The use of confidential arbitration processes to fix the in-house fighting within the English football pyramid was heavily criticised by Staveley in her letter, adding;

“One might justifiably ask why that model is so favoured by those responsible for regulating the sport if they have nothing to hide.

Ms Stavely’s letter addressed many of the issues and actions over her proposed takeover last year after a consortium consisting of her firm, PCP Capital Partners and a Saudi Arabia Public Investment Fund (PIF)withdrew its offer to buy Newcastle United.

Which ultimately failed due to the Premier League Owners and Directors Test.

However, The Premier League has denied any wrongdoings in the rejection of the takeover.

Citing that it was never PCP’s bid that was the issue, coming to the conclusion that the PIF is controlled by the Kingdom of Saudia Arabia, which stopped the takeover from moving forward.
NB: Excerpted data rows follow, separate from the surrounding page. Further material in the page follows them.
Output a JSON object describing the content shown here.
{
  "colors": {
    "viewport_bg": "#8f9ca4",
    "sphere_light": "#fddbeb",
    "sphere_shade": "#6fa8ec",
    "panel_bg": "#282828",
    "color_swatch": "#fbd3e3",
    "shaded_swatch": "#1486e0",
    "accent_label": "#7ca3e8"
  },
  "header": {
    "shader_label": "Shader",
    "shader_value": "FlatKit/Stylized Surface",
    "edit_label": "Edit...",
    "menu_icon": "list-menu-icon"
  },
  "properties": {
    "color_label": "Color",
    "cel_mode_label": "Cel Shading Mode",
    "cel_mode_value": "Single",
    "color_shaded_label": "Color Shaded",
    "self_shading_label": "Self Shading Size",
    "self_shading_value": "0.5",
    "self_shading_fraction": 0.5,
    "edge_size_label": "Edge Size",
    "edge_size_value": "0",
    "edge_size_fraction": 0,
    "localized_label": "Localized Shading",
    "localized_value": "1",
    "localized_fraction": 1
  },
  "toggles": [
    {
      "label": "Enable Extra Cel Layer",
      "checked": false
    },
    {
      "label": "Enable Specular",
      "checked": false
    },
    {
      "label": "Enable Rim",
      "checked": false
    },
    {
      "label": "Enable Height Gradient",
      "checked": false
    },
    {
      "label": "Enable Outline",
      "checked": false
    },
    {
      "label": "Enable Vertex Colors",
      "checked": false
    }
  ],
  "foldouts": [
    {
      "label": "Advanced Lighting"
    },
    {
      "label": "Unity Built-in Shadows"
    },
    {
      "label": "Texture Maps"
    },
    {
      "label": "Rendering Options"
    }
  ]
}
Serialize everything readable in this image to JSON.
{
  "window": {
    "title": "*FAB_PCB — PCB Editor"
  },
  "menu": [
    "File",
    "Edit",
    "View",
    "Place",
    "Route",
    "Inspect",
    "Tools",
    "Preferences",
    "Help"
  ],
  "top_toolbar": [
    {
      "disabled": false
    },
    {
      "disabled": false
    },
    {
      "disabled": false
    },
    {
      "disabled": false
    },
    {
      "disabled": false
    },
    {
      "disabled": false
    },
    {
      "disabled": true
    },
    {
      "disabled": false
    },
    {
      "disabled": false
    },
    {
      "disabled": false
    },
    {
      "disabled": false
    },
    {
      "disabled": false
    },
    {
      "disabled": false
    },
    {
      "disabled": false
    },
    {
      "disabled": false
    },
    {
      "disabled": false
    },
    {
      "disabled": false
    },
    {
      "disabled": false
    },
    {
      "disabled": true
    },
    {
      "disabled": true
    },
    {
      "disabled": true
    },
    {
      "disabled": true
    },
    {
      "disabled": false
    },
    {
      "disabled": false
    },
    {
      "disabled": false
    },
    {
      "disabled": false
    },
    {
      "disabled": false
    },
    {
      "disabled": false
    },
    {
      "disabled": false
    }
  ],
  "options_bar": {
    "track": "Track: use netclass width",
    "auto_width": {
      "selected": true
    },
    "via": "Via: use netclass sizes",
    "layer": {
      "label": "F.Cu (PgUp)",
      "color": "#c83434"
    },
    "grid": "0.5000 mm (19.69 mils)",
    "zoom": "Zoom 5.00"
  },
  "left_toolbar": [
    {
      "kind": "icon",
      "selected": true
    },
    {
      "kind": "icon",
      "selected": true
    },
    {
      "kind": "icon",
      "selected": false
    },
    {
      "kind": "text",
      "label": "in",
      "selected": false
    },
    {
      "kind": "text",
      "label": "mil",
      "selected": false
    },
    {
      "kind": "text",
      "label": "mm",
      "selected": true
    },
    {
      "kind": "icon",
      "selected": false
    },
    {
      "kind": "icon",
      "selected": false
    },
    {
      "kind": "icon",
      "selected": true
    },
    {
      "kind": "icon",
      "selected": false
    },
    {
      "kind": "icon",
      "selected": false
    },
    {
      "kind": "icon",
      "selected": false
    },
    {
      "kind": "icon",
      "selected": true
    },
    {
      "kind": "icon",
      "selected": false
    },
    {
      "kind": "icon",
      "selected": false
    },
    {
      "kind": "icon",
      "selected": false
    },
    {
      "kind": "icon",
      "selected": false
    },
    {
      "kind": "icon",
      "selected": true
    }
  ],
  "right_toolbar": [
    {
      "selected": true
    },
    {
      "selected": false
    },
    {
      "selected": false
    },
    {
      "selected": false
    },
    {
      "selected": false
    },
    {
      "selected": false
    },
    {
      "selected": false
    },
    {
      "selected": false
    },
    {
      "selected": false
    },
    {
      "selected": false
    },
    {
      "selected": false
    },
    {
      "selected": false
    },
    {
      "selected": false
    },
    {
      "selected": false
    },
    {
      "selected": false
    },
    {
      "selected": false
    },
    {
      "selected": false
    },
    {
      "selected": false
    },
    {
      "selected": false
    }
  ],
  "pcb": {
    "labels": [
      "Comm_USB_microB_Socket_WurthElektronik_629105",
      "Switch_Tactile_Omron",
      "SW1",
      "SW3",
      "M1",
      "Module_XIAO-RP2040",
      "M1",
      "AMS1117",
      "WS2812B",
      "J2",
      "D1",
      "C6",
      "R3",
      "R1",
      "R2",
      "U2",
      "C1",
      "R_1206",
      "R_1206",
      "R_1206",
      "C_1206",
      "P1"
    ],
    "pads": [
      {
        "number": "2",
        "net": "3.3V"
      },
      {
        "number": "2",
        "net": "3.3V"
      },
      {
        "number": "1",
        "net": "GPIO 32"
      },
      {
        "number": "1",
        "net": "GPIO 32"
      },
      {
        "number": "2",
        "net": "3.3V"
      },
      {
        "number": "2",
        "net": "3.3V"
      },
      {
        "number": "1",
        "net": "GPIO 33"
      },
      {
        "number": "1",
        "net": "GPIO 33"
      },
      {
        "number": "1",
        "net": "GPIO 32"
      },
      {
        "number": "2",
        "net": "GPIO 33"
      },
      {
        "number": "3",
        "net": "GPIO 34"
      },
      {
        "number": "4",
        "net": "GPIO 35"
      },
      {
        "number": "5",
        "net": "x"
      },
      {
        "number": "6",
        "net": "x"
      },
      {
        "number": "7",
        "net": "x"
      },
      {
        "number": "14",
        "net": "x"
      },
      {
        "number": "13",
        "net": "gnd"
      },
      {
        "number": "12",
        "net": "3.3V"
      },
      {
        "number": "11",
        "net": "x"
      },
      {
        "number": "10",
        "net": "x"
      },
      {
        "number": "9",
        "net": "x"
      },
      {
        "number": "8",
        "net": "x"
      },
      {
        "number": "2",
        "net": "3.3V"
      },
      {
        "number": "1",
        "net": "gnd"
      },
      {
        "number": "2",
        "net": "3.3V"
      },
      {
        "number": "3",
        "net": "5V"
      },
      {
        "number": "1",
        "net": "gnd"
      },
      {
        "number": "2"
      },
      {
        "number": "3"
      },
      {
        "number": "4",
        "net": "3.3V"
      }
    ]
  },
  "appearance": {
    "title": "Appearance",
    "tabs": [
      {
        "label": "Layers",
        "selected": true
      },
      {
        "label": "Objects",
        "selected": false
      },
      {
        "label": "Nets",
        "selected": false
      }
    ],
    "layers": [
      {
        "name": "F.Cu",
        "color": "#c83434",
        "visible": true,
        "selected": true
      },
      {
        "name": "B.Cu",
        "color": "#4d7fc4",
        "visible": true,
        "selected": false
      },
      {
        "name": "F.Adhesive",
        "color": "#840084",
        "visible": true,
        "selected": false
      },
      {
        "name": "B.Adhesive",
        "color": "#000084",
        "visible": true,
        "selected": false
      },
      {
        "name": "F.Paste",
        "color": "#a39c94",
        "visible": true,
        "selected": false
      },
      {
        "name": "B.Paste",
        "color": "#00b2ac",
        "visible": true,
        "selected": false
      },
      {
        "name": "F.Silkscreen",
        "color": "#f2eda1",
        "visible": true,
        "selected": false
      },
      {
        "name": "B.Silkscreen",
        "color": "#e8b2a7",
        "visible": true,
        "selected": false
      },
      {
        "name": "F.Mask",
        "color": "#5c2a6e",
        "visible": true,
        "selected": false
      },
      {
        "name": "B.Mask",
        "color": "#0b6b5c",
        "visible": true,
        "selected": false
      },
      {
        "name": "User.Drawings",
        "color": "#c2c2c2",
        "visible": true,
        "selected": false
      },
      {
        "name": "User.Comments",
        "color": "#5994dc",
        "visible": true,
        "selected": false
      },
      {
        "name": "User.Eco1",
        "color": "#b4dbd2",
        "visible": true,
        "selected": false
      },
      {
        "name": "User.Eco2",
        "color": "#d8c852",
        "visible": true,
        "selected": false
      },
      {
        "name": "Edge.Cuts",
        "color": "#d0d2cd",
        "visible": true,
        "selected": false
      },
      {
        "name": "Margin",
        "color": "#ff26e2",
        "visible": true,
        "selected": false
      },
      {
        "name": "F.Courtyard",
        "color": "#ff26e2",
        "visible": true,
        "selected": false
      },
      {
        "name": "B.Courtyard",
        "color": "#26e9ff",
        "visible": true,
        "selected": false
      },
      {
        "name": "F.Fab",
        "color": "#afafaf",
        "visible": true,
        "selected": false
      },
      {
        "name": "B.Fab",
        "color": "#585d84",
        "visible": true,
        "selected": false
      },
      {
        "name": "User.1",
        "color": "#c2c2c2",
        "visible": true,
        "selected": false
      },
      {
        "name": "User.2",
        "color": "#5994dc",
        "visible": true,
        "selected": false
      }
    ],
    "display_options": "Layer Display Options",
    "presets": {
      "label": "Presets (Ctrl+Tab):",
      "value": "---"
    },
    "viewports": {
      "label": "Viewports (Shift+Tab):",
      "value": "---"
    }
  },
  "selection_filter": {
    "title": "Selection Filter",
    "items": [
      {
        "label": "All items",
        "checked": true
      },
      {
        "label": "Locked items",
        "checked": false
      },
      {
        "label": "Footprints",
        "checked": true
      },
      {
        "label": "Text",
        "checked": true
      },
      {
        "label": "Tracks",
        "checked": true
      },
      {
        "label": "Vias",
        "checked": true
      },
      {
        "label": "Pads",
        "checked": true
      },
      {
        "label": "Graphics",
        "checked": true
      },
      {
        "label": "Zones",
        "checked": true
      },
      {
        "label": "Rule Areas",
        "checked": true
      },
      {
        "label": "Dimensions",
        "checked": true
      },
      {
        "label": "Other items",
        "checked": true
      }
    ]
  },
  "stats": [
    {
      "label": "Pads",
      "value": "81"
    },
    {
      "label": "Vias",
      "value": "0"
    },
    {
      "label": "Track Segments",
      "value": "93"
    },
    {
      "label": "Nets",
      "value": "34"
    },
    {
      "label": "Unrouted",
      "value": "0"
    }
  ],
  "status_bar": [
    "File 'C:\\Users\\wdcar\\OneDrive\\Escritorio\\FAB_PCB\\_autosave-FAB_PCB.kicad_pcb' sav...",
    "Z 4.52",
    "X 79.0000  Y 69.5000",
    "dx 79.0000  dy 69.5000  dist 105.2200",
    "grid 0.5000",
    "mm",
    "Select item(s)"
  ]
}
The Letter and Club Statement

In Staveleys letter, she wrote;

“Fans surely deserve absolute transparency from the regulators across all their processes – to best ensure that they act responsibly.

“They are performing a function like that of a government regulator – but without the same systems for accountability.”

The Club released a statement surrounding the arbitration case against the Premier League, telling the league the case for greater transparency in the sport.

“Gone are the days when important decisions that affect clubs and their fans should be made secretly, behind closed doors and away from the public eye,” the statement read.